In The Netherlands it is not allowed to use any web conference tool to discuss defence issues.
But hey these are EU morons don’t confuse this with government.
This time last year I’d never heard of Zoom, and now we have governments using it. Given that this isn’t the first Zoom conference we have seen being infiltrated, I do wonder what the attraction is. My suspicion is that it’s ease of use compared to other offerings.
It’s not zoom, and if it was, the PIN wouldn’t have been exposed in the URL. This is probably the EU’s private “high” security video conferencing tool. Got to build something with £350m/week.
“This is probably the EU’s private “high” security video conferencing tool. Got to build something with £350m/week.” thats what I call enterprise software. Very expensive, closed source, bodged together, bad security, built on bullshit framework/language….
“Got to build something with £350m/week.”
…instead of giving it to the NHS :P
This is why you need to have a conference room, a bald wig, a grey suit and a white cat ready.
LOL!
I think that the irresposible thing to do would have not highlighed the error. Otherwise it could have been used by someone with a different agenda. So Zoombombing was really the easiest way to bring it to everyones notice, along with getting some free publicity.
Good job,
I wish he had also worn a spiderman mask and talk about refugees’ sunken boats as spiderman might be the only person these guys would listen carefully
Did you notice the bookmarks?
Either it’s a professional laptop and I’m afraid of the time spend watching movies during his job, or it’s his personal device and I’m quite sure that this is not a well secured one!
A pity!
‘s/ his / her /g’
I also noticed a Gmail tab.
My thoughts too..
However (almost) all people use their work laptop/PC for private stuff. This makes our govenment more human like ;)

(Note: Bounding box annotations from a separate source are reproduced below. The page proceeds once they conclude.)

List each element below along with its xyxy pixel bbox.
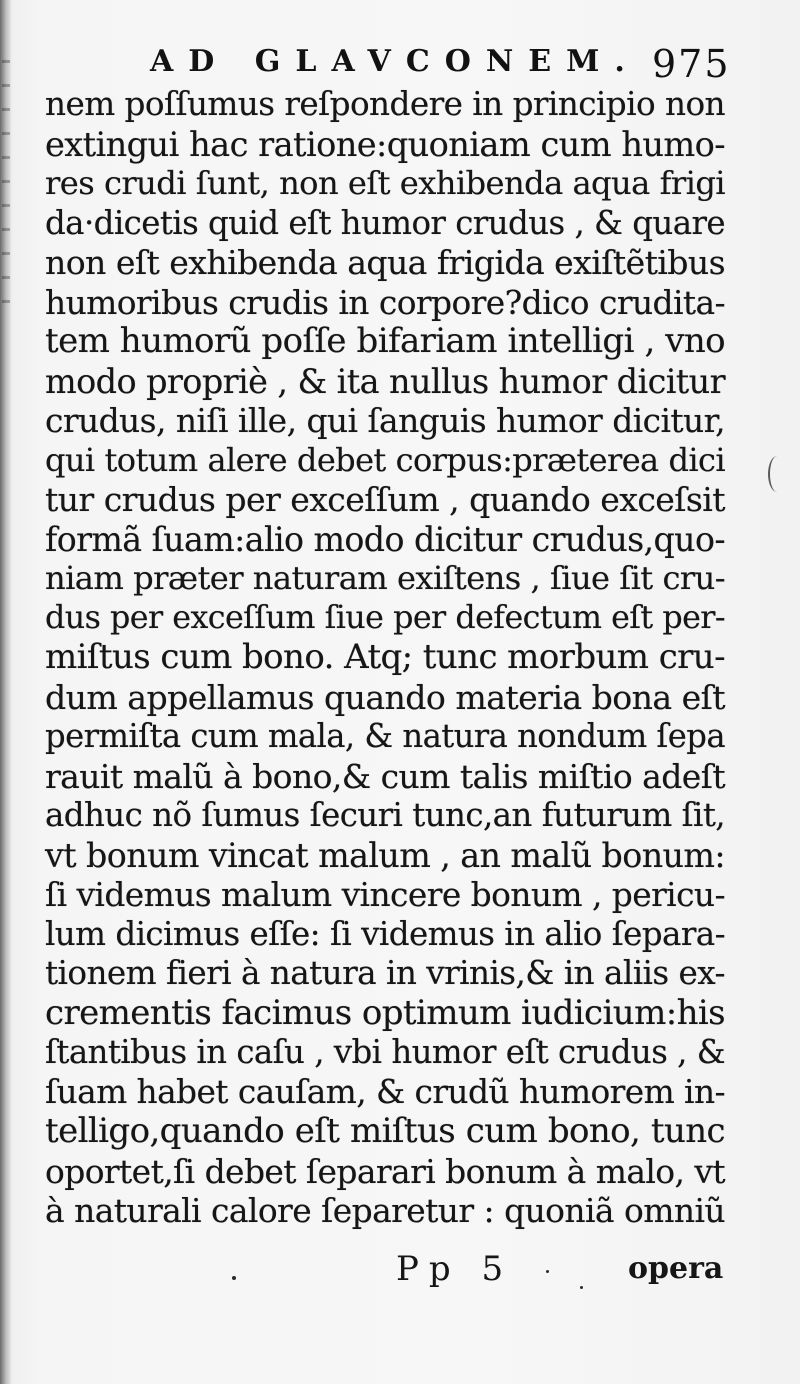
text-line: oportet,ſi debet ſeparari bonum à malo, vt — [45, 1151, 725, 1191]
text-line: vt bonum vincat malum , an malũ bonum: — [45, 835, 725, 875]
text-line: qui totum alere debet corpus:prӕterea dici — [45, 440, 725, 479]
running-title: AD GLAVCONEM. — [150, 44, 640, 79]
text-line: tionem fieri à natura in vrinis,& in aliis ex- — [45, 954, 725, 992]
ink-speck — [580, 1286, 583, 1289]
text-line: adhuc nõ ſumus ſecuri tunc,an futurum ſit, — [45, 796, 725, 834]
text-line: non eſt exhibenda aqua frigida exiſtẽtibus — [45, 243, 725, 282]
text-line: lum dicimus eſſe: ſi videmus in alio ſepara- — [45, 914, 725, 953]
text-line: modo propriè , & ita nullus humor dicitur — [45, 361, 725, 401]
text-line: telligo,quando eſt miſtus cum bono, tunc — [45, 1111, 725, 1151]
text-line: ſtantibus in caſu , vbi humor eſt crudus , & — [45, 1033, 725, 1071]
gutter-marks — [2, 60, 10, 320]
text-line: formã ſuam:alio modo dicitur crudus,quo- — [45, 519, 725, 559]
text-line: ſuam habet cauſam, & crudũ humorem in- — [45, 1072, 725, 1111]
text-line: tur crudus per exceſſum , quando exceſsit — [45, 480, 725, 519]
text-line: permiſta cum mala, & natura nondum ſepa — [45, 717, 725, 755]
page-footer — [0, 1246, 800, 1296]
text-line: rauit malũ à bono,& cum talis miſtio adeſt — [45, 756, 725, 796]
text-line: humoribus crudis in corpore?dico crudita- — [45, 282, 725, 322]
text-line: nem poſſumus reſpondere in principio non — [45, 85, 725, 123]
page-edge-mark — [768, 456, 786, 492]
ink-speck — [546, 1270, 549, 1273]
text-line: miſtus cum bono. Atq; tunc morbum cru- — [45, 637, 725, 677]
signature-mark: Pp 5 — [396, 1249, 514, 1289]
text-line: crementis facimus optimum iudicium:his — [45, 992, 725, 1033]
text-line: niam prӕter naturam exiſtens , ſiue ſit cru- — [45, 559, 725, 597]
catchword: opera — [628, 1251, 724, 1286]
text-line: ſi videmus malum vincere bonum , pericu- — [45, 875, 725, 914]
text-line: extingui hac ratione:quoniam cum humo- — [45, 124, 725, 164]
page-number: 975 — [652, 42, 731, 86]
text-line: tem humorũ poſſe bifariam intelligi , vno — [45, 321, 725, 361]
text-line: da·dicetis quid eſt humor crudus , & quare — [45, 203, 725, 242]
body-text — [45, 85, 725, 1231]
text-line: crudus, niſi ille, qui ſanguis humor dicitur, — [45, 401, 725, 440]
text-line: res crudi ſunt, non eſt exhibenda aqua frigi — [45, 164, 725, 202]
text-line: à naturali calore ſeparetur : quoniã omniũ — [45, 1191, 725, 1230]
ink-speck — [232, 1276, 236, 1280]
text-line: dum appellamus quando materia bona eſt — [45, 677, 725, 717]
text-line: dus per exceſſum ſiue per defectum eſt per- — [45, 599, 725, 636]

>EU policy is decided not by individual ministries but by delicate round-table summits of all 27 countries.
EU policy is not decided by summits, but by a commission of bureaucrats who are not elected but appointed to the task, who make the policy proposals and initiatives, which are then voted on by the council of national ministers and the parlament of representatives from each country.

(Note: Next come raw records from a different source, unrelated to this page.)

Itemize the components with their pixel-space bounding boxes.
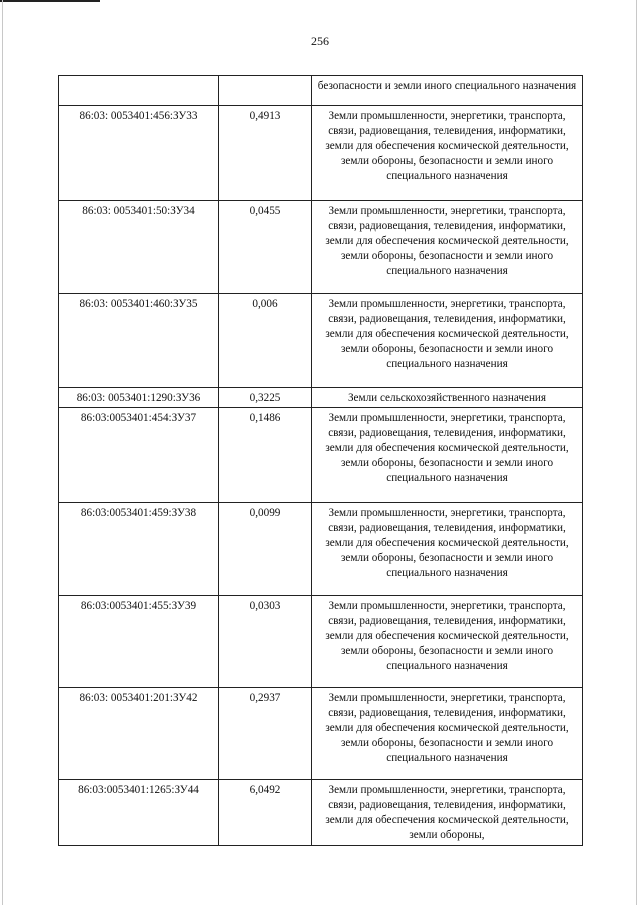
scan-mark	[0, 0, 100, 2]
cadastral-number: 86:03: 0053401:460:ЗУ35	[59, 294, 219, 388]
table-row	[59, 503, 583, 596]
area-value	[219, 76, 312, 106]
cadastral-number	[59, 76, 219, 106]
table-row	[59, 688, 583, 780]
land-category: Земли сельскохозяйственного назначения	[312, 388, 583, 408]
table-row	[59, 388, 583, 408]
table-row	[59, 106, 583, 201]
cadastral-number: 86:03: 0053401:201:ЗУ42	[59, 688, 219, 780]
land-category: Земли промышленности, энергетики, транспорта, связи, радиовещания, телевидения, информатики, земли для обеспечения космической деятельности, земли обороны,	[312, 780, 583, 846]
page-number: 256	[311, 34, 329, 48]
area-value: 0,0099	[219, 503, 312, 596]
scan-edge-right	[636, 0, 637, 905]
land-category: Земли промышленности, энергетики, транспорта, связи, радиовещания, телевидения, информатики, земли для обеспечения космической деятельности, земли обороны, безопасности и земли иного специального назначения	[312, 408, 583, 503]
area-value: 0,0303	[219, 596, 312, 688]
table-row	[59, 294, 583, 388]
land-category: Земли промышленности, энергетики, транспорта, связи, радиовещания, телевидения, информатики, земли для обеспечения космической деятельности, земли обороны, безопасности и земли иного специального назначения	[312, 201, 583, 294]
area-value: 0,3225	[219, 388, 312, 408]
area-value: 0,006	[219, 294, 312, 388]
scan-edge-left	[2, 0, 3, 905]
area-value: 0,2937	[219, 688, 312, 780]
area-value: 0,1486	[219, 408, 312, 503]
table-row	[59, 596, 583, 688]
table-row	[59, 76, 583, 106]
land-category: безопасности и земли иного специального назначения	[312, 76, 583, 106]
area-value: 0,0455	[219, 201, 312, 294]
table-row	[59, 408, 583, 503]
cadastral-number: 86:03: 0053401:1290:ЗУ36	[59, 388, 219, 408]
cadastral-number: 86:03: 0053401:50:ЗУ34	[59, 201, 219, 294]
area-value: 6,0492	[219, 780, 312, 846]
area-value: 0,4913	[219, 106, 312, 201]
cadastral-number: 86:03: 0053401:456:ЗУ33	[59, 106, 219, 201]
land-category: Земли промышленности, энергетики, транспорта, связи, радиовещания, телевидения, информатики, земли для обеспечения космической деятельности, земли обороны, безопасности и земли иного специального назначения	[312, 294, 583, 388]
land-category: Земли промышленности, энергетики, транспорта, связи, радиовещания, телевидения, информатики, земли для обеспечения космической деятельности, земли обороны, безопасности и земли иного специального назначения	[312, 106, 583, 201]
table-row	[59, 201, 583, 294]
land-category: Земли промышленности, энергетики, транспорта, связи, радиовещания, телевидения, информатики, земли для обеспечения космической деятельности, земли обороны, безопасности и земли иного специального назначения	[312, 596, 583, 688]
land-plots-table	[58, 75, 583, 846]
land-category: Земли промышленности, энергетики, транспорта, связи, радиовещания, телевидения, информатики, земли для обеспечения космической деятельности, земли обороны, безопасности и земли иного специального назначения	[312, 688, 583, 780]
cadastral-number: 86:03:0053401:1265:ЗУ44	[59, 780, 219, 846]
table-row	[59, 780, 583, 846]
cadastral-number: 86:03:0053401:459:ЗУ38	[59, 503, 219, 596]
cadastral-number: 86:03:0053401:454:ЗУ37	[59, 408, 219, 503]
cadastral-number: 86:03:0053401:455:ЗУ39	[59, 596, 219, 688]
land-category: Земли промышленности, энергетики, транспорта, связи, радиовещания, телевидения, информатики, земли для обеспечения космической деятельности, земли обороны, безопасности и земли иного специального назначения	[312, 503, 583, 596]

https://en.wikipedia.org/wiki/Institutions_of_the_European_Union#/media/File:Organs_of_the_European_Union.svg
This is the usual way a government works: career bureaucrats do the actual policy, and populist politicians vote yay/nay depending on which option benefits them personally. In the normal case, the bureaucrats can expect the representatives to simply act as rubber stamps, because despite their disagreements about the policy, there’s still a 50/50 chance it will pass anyways.
Is it just me that’s absolutely horrified by the number of governments using Zoom over shaky Wifi?
That is definitely not zoom. The interface is different
It seems to be a videoconferencing solution called “Pexip infinity connect”.
from their website: https://www.pexip.com/security
We offer security-first, enterprise-grade video conferencing solutions using industry-standard encryption and security protocols to maintain privacy and security.
for a company which has the pincode in the URL (yep, handy if you forward the link…)
“…without for example some form of two-factor authentication using the kind of hardware available only to governments”
It’s a little depressing to see this kind of comment on hackaday – secure 2 factor is mathematics and convenience, not top-secret hardware, and far more likely to be actually used if it is simple and convenient, such as a mobile phone based system
How were they not using a VPN or the like!?
What if her were to have joined without a camera and microphone and just put in some believable name? He could have simply sat there and recorded everything and for who knows how long? This is cool!
So you think they wouldn’t notice there’s now an extra country in the union?
UK is opening up a spot soon, so no problemo
MoD SUOMI PERKELE: Part 2
would not fear to be money on the fact they wouldn’t notice at all…
so why isn’t the first sentence of this article saying it wasn’t zoom???? Or didn’t the author know?
EU and military intelligence cannot mix. A house of cards.